Wednesday, March 08, 2006

Catching up


I’ve been too worried about Marz and so busy catching up with college that I’ve let this slide a bit. But she seems over the worst of it now, tho she’s still a funny colour and hasn’t any inclination to go out. That sleaze Marco from the bar rang up, says if she’s not back there by the end of the week she’s out on her ear. I told him ‘Thanks, she’s dying in the next room – that should just about finish her off.’ ‘I’m not a bloody charity for retired toms,’ he said, so I gave him a mouthful and put the phone down. That’s probably the end of that then. I didn’t tell her he’d rung – what’d be the point?

Funny thing is that it’s kinda good to know where she is, even tho she’s getting pretty demanding now she’s a bit better. But she’s off the hard stuff, and that has to be a good thing.

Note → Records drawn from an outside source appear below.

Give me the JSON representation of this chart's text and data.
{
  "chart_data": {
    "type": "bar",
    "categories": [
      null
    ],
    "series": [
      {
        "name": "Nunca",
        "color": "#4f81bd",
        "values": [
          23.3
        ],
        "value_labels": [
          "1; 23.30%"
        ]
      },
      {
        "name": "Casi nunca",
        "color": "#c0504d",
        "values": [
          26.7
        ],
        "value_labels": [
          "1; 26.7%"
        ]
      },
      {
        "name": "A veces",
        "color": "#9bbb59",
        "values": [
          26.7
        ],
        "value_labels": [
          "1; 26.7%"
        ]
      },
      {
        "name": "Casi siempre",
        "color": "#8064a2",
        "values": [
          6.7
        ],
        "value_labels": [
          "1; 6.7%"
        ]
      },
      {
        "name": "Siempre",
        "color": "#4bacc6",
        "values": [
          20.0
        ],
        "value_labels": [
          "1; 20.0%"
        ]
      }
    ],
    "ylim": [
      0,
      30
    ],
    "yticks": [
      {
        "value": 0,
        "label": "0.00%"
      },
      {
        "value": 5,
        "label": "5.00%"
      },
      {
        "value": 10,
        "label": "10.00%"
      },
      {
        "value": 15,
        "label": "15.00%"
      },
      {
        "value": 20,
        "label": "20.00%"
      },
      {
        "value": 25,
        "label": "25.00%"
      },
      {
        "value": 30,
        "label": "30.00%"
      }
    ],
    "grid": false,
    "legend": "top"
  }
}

Been looking out for Calla, but haven’t noticed so much as the smell of her and her moth-balled red boa. But on the way home today I heard footsteps behind me and the next thing I know is that Pete’s walking next to me and I’m telling him to fuck off before his crazy girlfriend tries to beat me up again, and he’s saying, ‘Yeah, she told me. How’s that for love, eh?’ and I’m saying that if he doesn’t leave me alone I’ll… but I don’t get the chance to finish because coming towards us is Andy in his uniform and Pete takes one look at him and disappears like the rat he is. They say you’re never more than seven feet away from one. And I’m like… gobsmacked, but I act cool and Andy says ‘What’s happened to your friend?’ and I say ‘He’s no friend of mine,’ and Andy says ‘I’m glad to hear it, because that one’s bad news.’ And then he looks at me, kinda soft, and says, ‘You never rang me,’ and I almost fall down on the pavement. But I tell him about Marz and he asks if she’s seen the quack as if he really cares – I mean really cares – and I tell him no, but she’s nearly better now, and he says he has to go, but I’m looking better too, not so starved, and don’t forget to ring. And I’m wondering if I should feel mad at that but somehow I can’t, and thinking it’d be good to have him as a brother, and why’s there only me when Marz has been pretty active in her day. Maybe I’ll ask her tonight.